Proposition Joe said...

@Gerry

Certainly that last 'E'-ish should be a fully blown 'T', as there's no argument for favourable tax treatment of retirement income (other than the retirees' propensity to vote).

The middle 'E' certainly has to stay in place, to maintain any sort of basic equity with the half million workers on defined benefit pensions who don't have to worry about returns on investment. Having to take on all the risk and a tax liability on uncertain returns would be highly unfair on those covered by defined contribution schemes.

The first 'E' should in my opinion be simply limited by amount rather than rate.

WRT to the Benchmarking body's estimate of the actuarial value of public sector pensions being 20% of salary, are you seriously telling me that you take any Benchmarking data at face value? (When discussing the cold hard economics, as opposed to the politics, of pay and pensions).

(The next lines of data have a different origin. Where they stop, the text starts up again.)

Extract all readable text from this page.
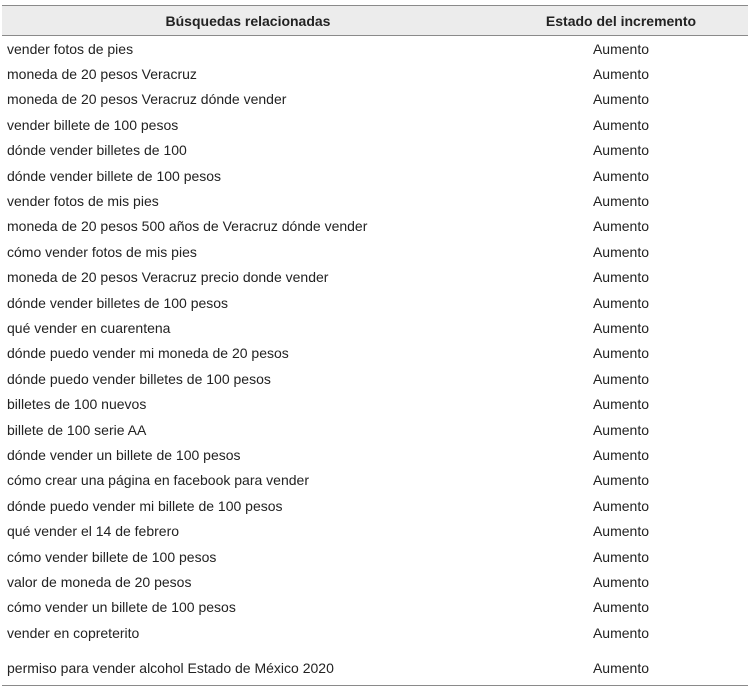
Búsquedas relacionadas	Estado del incremento
vender fotos de pies	Aumento
moneda de 20 pesos Veracruz	Aumento
moneda de 20 pesos Veracruz dónde vender	Aumento
vender billete de 100 pesos	Aumento
dónde vender billetes de 100	Aumento
dónde vender billete de 100 pesos	Aumento
vender fotos de mis pies	Aumento
moneda de 20 pesos 500 años de Veracruz dónde vender	Aumento
cómo vender fotos de mis pies	Aumento
moneda de 20 pesos Veracruz precio donde vender	Aumento
dónde vender billetes de 100 pesos	Aumento
qué vender en cuarentena	Aumento
dónde puedo vender mi moneda de 20 pesos	Aumento
dónde puedo vender billetes de 100 pesos	Aumento
billetes de 100 nuevos	Aumento
billete de 100 serie AA	Aumento
dónde vender un billete de 100 pesos	Aumento
cómo crear una página en facebook para vender	Aumento
dónde puedo vender mi billete de 100 pesos	Aumento
qué vender el 14 de febrero	Aumento
cómo vender billete de 100 pesos	Aumento
valor de moneda de 20 pesos	Aumento
cómo vender un billete de 100 pesos	Aumento
vender en copreterito	Aumento
permiso para vender alcohol Estado de México 2020	Aumento
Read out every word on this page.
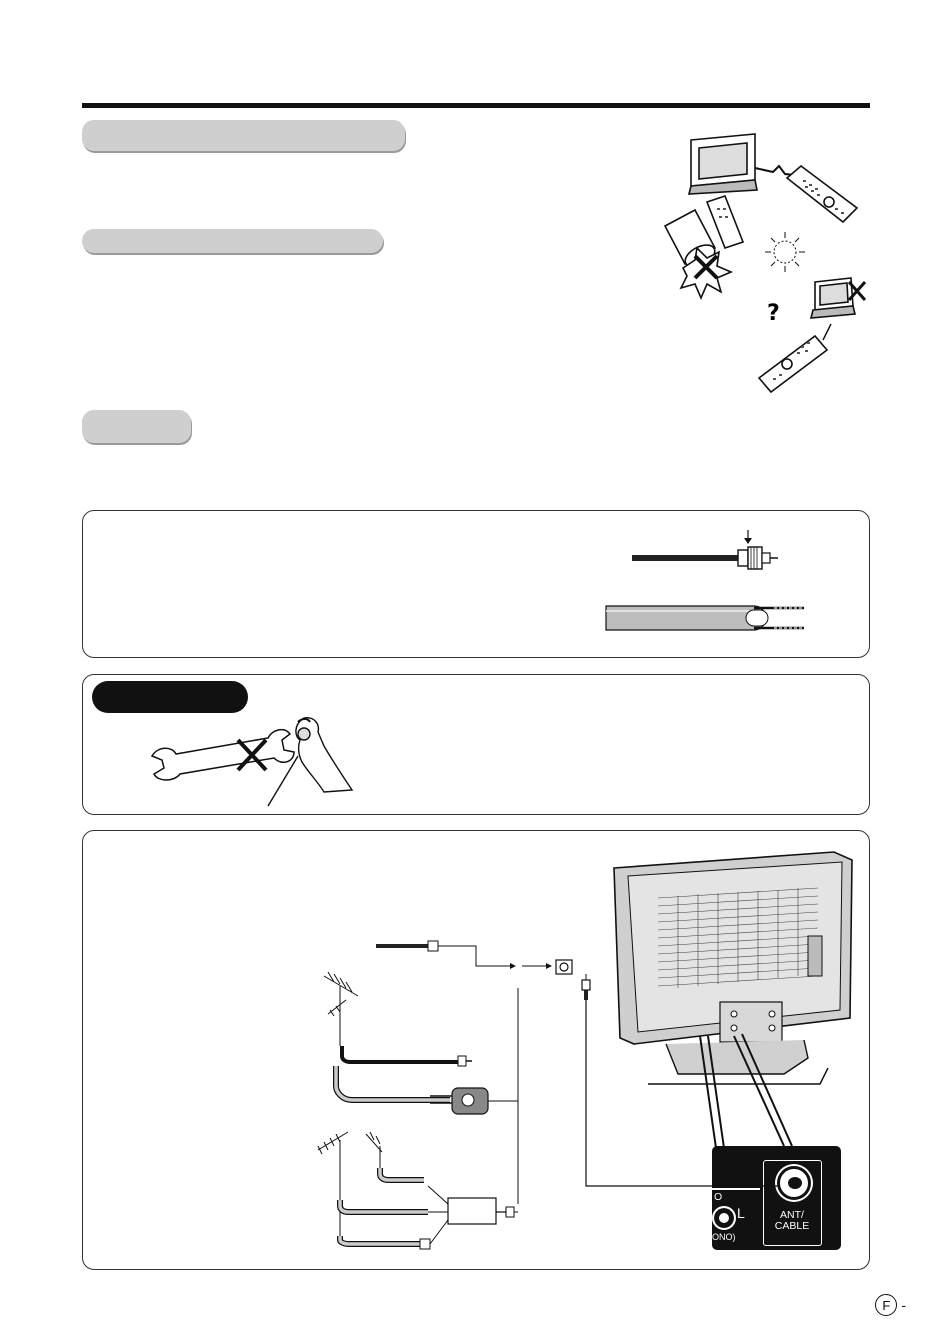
?
ANT/
CABLE
O
L
ONO)
F -
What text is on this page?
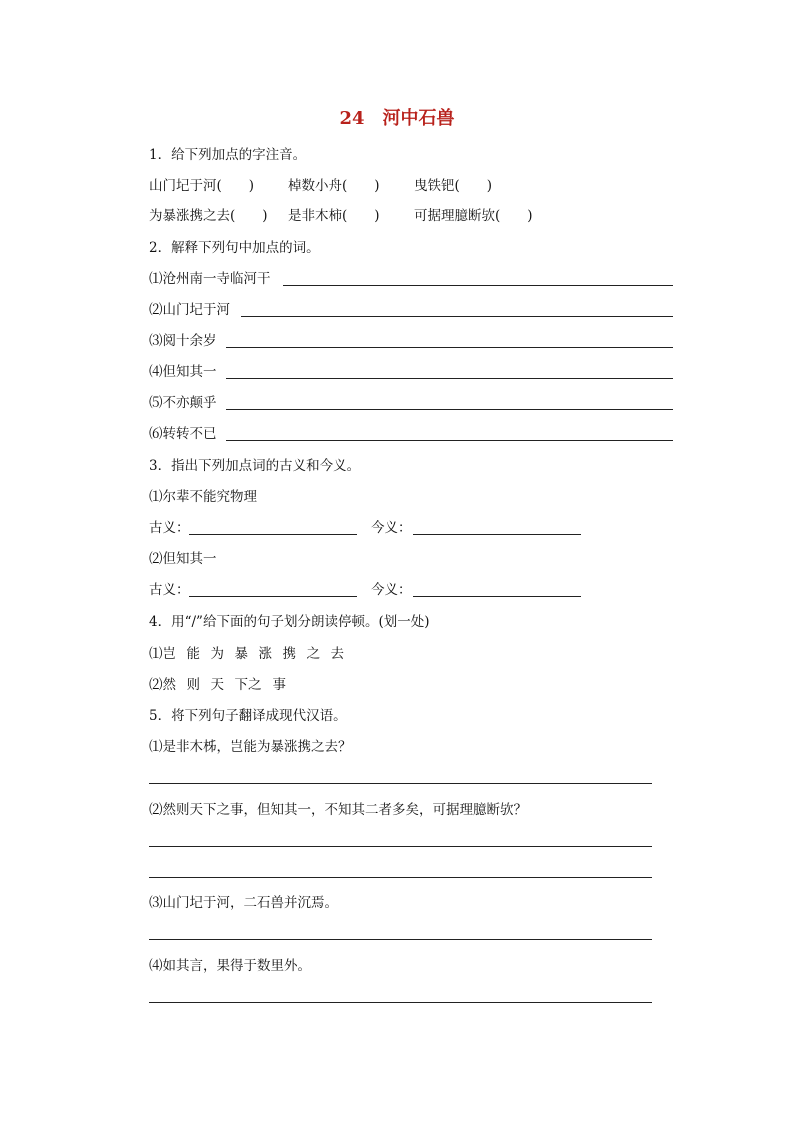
24 河中石兽
1．给下列加点的字注音。
山门圮于河(　　)	棹数小舟(　　)	曳铁钯(　　)
为暴涨携之去(　　) 是非木柿(　　)	可据理臆断欤(　　)
2．解释下列句中加点的词。
⑴沧州南一寺临河干
⑵山门圮于河
⑶阅十余岁
⑷但知其一
⑸不亦颠乎
⑹转转不已
3．指出下列加点词的古义和今义。
⑴尔辈不能究物理
古义：	今义：
⑵但知其一
古义：	今义：
4．用“/”给下面的句子划分朗读停顿。(划一处)
⑴岂 能 为 暴 涨 携 之 去
⑵然 则 天 下之 事
5．将下列句子翻译成现代汉语。
⑴是非木柹，岂能为暴涨携之去？
⑵然则天下之事，但知其一，不知其二者多矣，可据理臆断欤？
⑶山门圮于河，二石兽并沉焉。
⑷如其言，果得于数里外。
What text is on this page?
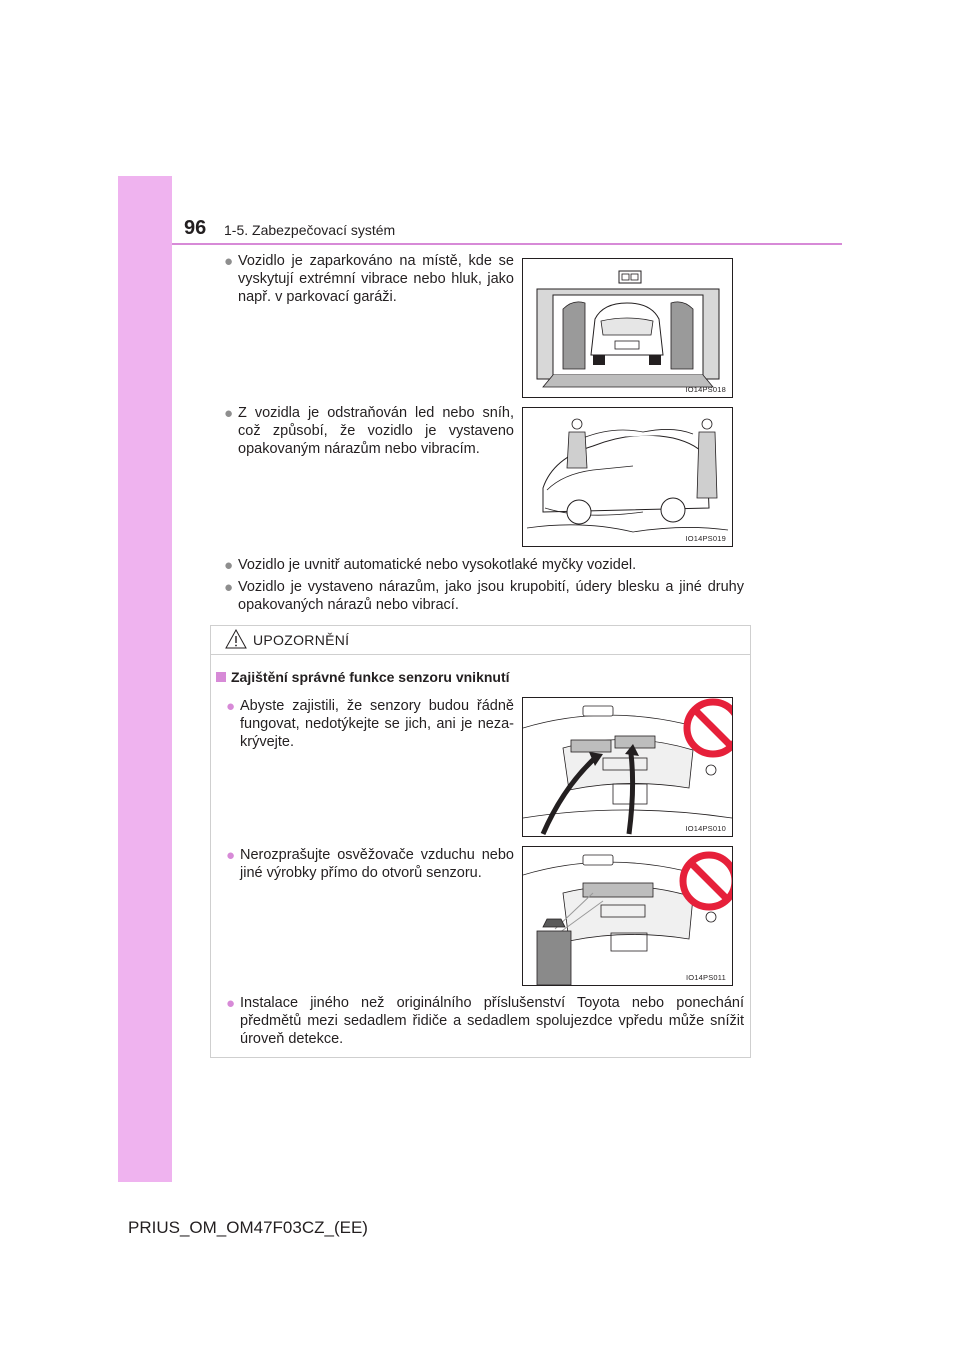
96 1-5. Zabezpečovací systém
● Vozidlo je zaparkováno na místě, kde se vyskytují extrémní vibrace nebo hluk, jako např. v parkovací garáži.
IO14PS018
● Z vozidla je odstraňován led nebo sníh, což způsobí, že vozidlo je vystaveno opakovaným nárazům nebo vibracím.
IO14PS019
● Vozidlo je uvnitř automatické nebo vysokotlaké myčky vozidel.
● Vozidlo je vystaveno nárazům, jako jsou krupobití, údery blesku a jiné druhy opakovaných nárazů nebo vibrací.
UPOZORNĚNÍ
Zajištění správné funkce senzoru vniknutí
● Abyste zajistili, že senzory budou řádně fungovat, nedotýkejte se jich, ani je neza- krývejte.
IO14PS010
● Nerozprašujte osvěžovače vzduchu nebo jiné výrobky přímo do otvorů senzoru.
IO14PS011
● Instalace jiného než originálního příslušenství Toyota nebo ponechání předmětů mezi sedadlem řidiče a sedadlem spolujezdce vpředu může snížit úroveň detekce.
PRIUS_OM_OM47F03CZ_(EE)
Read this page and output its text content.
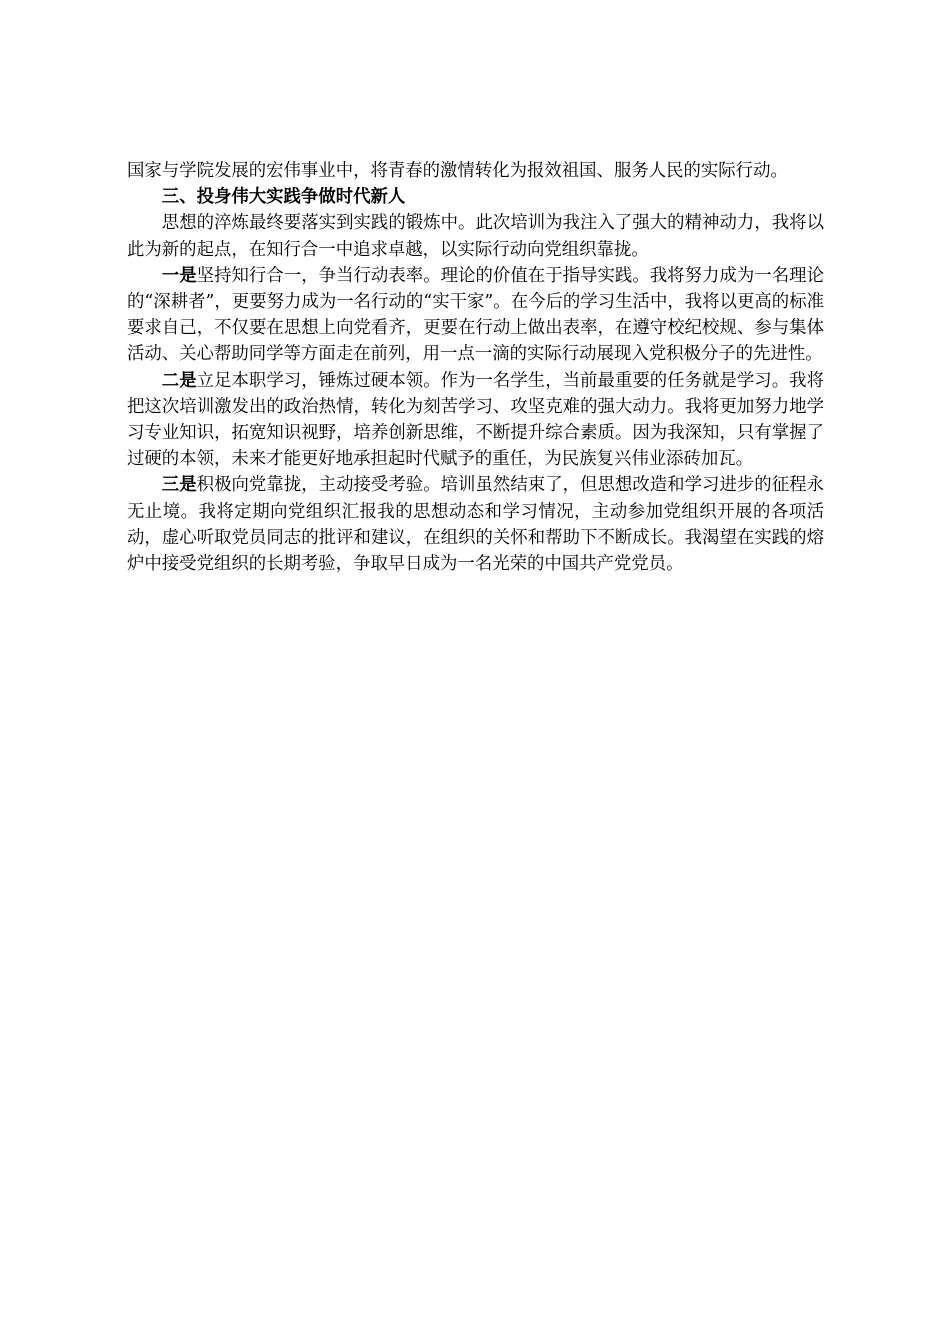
国家与学院发展的宏伟事业中，将青春的激情转化为报效祖国、服务人民的实际行动。

三、投身伟大实践争做时代新人

思想的淬炼最终要落实到实践的锻炼中。此次培训为我注入了强大的精神动力，我将以此为新的起点，在知行合一中追求卓越，以实际行动向党组织靠拢。

一是坚持知行合一，争当行动表率。理论的价值在于指导实践。我将努力成为一名理论的“深耕者”，更要努力成为一名行动的“实干家”。在今后的学习生活中，我将以更高的标准要求自己，不仅要在思想上向党看齐，更要在行动上做出表率，在遵守校纪校规、参与集体活动、关心帮助同学等方面走在前列，用一点一滴的实际行动展现入党积极分子的先进性。

二是立足本职学习，锤炼过硬本领。作为一名学生，当前最重要的任务就是学习。我将把这次培训激发出的政治热情，转化为刻苦学习、攻坚克难的强大动力。我将更加努力地学习专业知识，拓宽知识视野，培养创新思维，不断提升综合素质。因为我深知，只有掌握了过硬的本领，未来才能更好地承担起时代赋予的重任，为民族复兴伟业添砖加瓦。

三是积极向党靠拢，主动接受考验。培训虽然结束了，但思想改造和学习进步的征程永无止境。我将定期向党组织汇报我的思想动态和学习情况，主动参加党组织开展的各项活动，虚心听取党员同志的批评和建议，在组织的关怀和帮助下不断成长。我渴望在实践的熔炉中接受党组织的长期考验，争取早日成为一名光荣的中国共产党党员。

A rigorous analysis by Dr Shane Whelan and Michael Moloney of UCD showed the benefit for civil servants to be to 50% higher at 30%. Other estimates for professions with even more favourable pension terms range from a value equal to an extra half salary for Gardai, to a whopping 70% for the judiciary.

Ernie Ball said...

@Proposition Joe

No, of course we don't take benchmarking data at face value. Instead, we pull salary differential and pay cut numbers out of our arses and insist that the public sector accept them.

Pavement Trauma said...

@Gerry

The 20% figure was very much an average over the overall public sector - as Prop Joe pointed out there was considerable variation across different areas. Showing that figure on each individual payslip (as defined benefit pension members do) would be highly educational for a lot of people.

Also, IIRC, it used the government borrowing rate as its discount rate - rather than the higher rate a commercial enterprise would use - which reduced the cost of the pension from ~30% to 20%. If we are talking about the value of something for tax purposes, then there should be a level playing field and a common discount rate used across the board.

A precedent here would be the 'specified rate of interest' that is used to calculate the taxable benefit to employees of preferential loan rates (BIK) - the idea being is that the value of the benefit to the receiver is taxed not the cost of the benefit to the supplier.

So - good news - the proposal could raise a good bit more revenue than the ESRI report estimated!